The historically high wave of assistance seekers has overwhelmed the manpower of the department and required federal stimulus funds to bolster the depleted state Unemployment Trust Fund, which has paid out about $372 million in claims from March 15 to June 6. A historic weekly high for payments has been about $3 million, but last week saw payment of about $45.1 million – roughly the same as the previous week.

The state’s trust fund has seen an infusion of more than $249 million from the federal government, while the state has paid out about $122 million through the crisis. State officials have said that they expect to use a large chunk of the state’s $927.2 million allocation under the CARES Act to bolster the Unemployment Trust Fund.

State officials are also currently requesting that New Castle County return about a third of its $322.8 million CARES Act allocation to help deal with unemployment funding as well. To date, however, the county has resisted those entreaties.

On Thursday, New Castle County Executive Matt Meyer told Delaware Business Times that his administration is “talking behind the scenes” about the funds but didn’t confirm that the county would contribute funds to unemployment.

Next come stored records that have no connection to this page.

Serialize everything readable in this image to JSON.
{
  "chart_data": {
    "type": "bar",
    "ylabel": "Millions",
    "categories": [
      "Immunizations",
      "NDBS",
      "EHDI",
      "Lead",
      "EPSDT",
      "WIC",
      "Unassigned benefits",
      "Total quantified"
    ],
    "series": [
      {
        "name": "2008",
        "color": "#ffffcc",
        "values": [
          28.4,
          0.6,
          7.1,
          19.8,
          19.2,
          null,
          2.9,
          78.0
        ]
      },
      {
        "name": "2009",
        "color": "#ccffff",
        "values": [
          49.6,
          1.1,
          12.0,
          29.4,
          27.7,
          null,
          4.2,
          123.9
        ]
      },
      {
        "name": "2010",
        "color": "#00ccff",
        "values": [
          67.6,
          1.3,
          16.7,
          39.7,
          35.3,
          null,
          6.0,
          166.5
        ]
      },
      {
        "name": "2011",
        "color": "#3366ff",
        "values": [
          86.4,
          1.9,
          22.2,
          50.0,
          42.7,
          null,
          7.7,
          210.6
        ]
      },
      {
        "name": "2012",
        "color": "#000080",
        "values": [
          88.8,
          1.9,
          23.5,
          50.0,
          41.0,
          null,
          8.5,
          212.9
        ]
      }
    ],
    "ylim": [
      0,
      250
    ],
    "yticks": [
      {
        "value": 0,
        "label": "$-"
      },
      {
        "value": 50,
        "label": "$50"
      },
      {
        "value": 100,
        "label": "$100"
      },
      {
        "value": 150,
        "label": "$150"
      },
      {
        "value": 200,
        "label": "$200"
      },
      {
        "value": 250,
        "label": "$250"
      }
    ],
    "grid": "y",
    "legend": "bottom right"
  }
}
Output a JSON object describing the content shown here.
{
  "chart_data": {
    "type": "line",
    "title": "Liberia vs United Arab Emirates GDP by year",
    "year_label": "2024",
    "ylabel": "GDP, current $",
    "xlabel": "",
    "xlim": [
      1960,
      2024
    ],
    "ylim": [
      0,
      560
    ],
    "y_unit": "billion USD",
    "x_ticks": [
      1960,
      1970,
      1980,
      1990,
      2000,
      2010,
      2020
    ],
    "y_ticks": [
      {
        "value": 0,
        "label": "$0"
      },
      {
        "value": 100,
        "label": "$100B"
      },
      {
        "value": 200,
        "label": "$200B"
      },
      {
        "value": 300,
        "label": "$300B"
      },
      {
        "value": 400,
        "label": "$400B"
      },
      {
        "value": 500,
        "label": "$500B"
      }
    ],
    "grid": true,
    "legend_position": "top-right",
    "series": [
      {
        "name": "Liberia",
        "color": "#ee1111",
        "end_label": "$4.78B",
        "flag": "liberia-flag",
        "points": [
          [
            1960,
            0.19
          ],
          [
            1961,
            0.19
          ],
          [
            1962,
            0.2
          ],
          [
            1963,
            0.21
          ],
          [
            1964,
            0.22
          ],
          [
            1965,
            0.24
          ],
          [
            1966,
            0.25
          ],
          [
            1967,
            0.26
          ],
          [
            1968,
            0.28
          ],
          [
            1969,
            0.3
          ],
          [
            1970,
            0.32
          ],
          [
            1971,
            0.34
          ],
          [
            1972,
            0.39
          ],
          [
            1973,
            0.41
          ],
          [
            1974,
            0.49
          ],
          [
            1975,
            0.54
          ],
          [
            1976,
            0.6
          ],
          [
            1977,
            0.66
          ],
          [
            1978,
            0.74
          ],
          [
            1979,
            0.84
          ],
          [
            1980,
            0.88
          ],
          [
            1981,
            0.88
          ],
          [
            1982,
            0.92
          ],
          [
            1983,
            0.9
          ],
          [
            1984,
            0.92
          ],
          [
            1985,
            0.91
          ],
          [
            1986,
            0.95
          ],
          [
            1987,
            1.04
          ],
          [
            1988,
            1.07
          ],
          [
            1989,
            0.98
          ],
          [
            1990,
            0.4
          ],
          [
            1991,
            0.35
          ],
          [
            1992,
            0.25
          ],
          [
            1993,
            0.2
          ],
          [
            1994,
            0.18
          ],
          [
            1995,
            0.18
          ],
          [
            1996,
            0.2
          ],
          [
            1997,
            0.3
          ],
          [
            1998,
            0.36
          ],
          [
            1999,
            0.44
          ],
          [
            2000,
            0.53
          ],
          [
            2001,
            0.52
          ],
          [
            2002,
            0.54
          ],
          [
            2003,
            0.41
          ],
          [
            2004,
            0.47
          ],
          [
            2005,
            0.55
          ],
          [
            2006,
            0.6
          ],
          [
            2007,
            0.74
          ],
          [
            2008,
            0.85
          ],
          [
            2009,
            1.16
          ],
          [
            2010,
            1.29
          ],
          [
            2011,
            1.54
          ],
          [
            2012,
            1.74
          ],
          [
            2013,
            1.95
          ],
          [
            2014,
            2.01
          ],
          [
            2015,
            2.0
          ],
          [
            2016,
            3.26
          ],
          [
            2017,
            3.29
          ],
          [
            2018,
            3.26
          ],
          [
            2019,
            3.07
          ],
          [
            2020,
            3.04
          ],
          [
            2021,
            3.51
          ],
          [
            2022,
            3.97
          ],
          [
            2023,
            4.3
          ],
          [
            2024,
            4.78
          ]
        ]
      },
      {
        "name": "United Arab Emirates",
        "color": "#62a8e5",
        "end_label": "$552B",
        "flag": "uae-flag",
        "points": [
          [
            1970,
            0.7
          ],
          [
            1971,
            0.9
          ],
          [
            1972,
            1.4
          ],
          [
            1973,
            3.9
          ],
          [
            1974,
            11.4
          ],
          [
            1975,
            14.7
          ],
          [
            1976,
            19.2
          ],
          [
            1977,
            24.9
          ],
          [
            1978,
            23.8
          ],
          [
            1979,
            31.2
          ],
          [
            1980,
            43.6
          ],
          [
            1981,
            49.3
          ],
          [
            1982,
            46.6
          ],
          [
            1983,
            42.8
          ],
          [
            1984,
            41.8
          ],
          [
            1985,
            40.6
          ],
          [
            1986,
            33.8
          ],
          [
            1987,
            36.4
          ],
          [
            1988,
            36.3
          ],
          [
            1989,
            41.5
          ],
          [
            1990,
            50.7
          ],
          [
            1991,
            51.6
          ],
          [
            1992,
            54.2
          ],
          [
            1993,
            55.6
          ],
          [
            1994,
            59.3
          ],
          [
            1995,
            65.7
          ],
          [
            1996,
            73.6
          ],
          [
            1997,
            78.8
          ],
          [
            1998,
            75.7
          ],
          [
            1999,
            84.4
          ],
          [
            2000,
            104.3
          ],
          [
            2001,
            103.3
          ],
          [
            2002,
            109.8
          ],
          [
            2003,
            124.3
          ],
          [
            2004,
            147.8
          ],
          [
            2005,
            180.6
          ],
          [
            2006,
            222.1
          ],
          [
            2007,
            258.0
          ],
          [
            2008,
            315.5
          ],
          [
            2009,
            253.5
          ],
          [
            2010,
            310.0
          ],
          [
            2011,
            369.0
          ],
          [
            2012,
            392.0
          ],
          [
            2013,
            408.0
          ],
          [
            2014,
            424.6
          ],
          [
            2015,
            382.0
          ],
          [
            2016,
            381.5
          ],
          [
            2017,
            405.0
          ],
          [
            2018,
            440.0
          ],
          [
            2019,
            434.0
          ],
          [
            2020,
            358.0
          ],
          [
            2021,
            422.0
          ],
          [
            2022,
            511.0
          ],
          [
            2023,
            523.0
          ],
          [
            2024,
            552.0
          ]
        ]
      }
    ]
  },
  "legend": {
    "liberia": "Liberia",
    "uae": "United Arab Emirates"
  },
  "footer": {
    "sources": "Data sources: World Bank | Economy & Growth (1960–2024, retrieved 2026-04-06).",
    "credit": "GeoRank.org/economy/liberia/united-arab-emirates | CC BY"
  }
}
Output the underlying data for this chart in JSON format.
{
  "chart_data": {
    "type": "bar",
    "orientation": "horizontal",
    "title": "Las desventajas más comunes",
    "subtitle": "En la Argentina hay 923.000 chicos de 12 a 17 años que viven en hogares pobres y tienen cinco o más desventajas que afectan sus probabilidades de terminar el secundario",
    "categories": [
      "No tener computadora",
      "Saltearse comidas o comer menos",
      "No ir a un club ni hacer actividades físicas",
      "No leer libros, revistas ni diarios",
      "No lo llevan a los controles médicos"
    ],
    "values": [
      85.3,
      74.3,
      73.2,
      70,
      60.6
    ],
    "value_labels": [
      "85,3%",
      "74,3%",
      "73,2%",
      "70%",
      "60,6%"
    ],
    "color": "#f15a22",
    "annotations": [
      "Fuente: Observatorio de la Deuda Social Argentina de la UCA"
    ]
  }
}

“There’s no place for us and the state to be arguing over this and that. We are working collaboratively,” he said, noting that many in the community need funding to support the pandemic’s response.

This week, state officials also reported that they were planning on utilizing a federal program to borrow hundreds of millions of dollars to replenish the state’s trust fund, which will be depleted by July, according to the Associated Press.

Officials have submitted an initial request for $196 million to cover payments through August, and are expecting to borrow another $150 million in the fourth quarter. Delaware officials plan to take the money at zero interest and hold the CARES Act funding as a potential repayment fund if the terms of the lending program don’t become more favorable. Currently, if the loaned funds aren’t repaid by the end of the year, remaining balances would be subject to interest.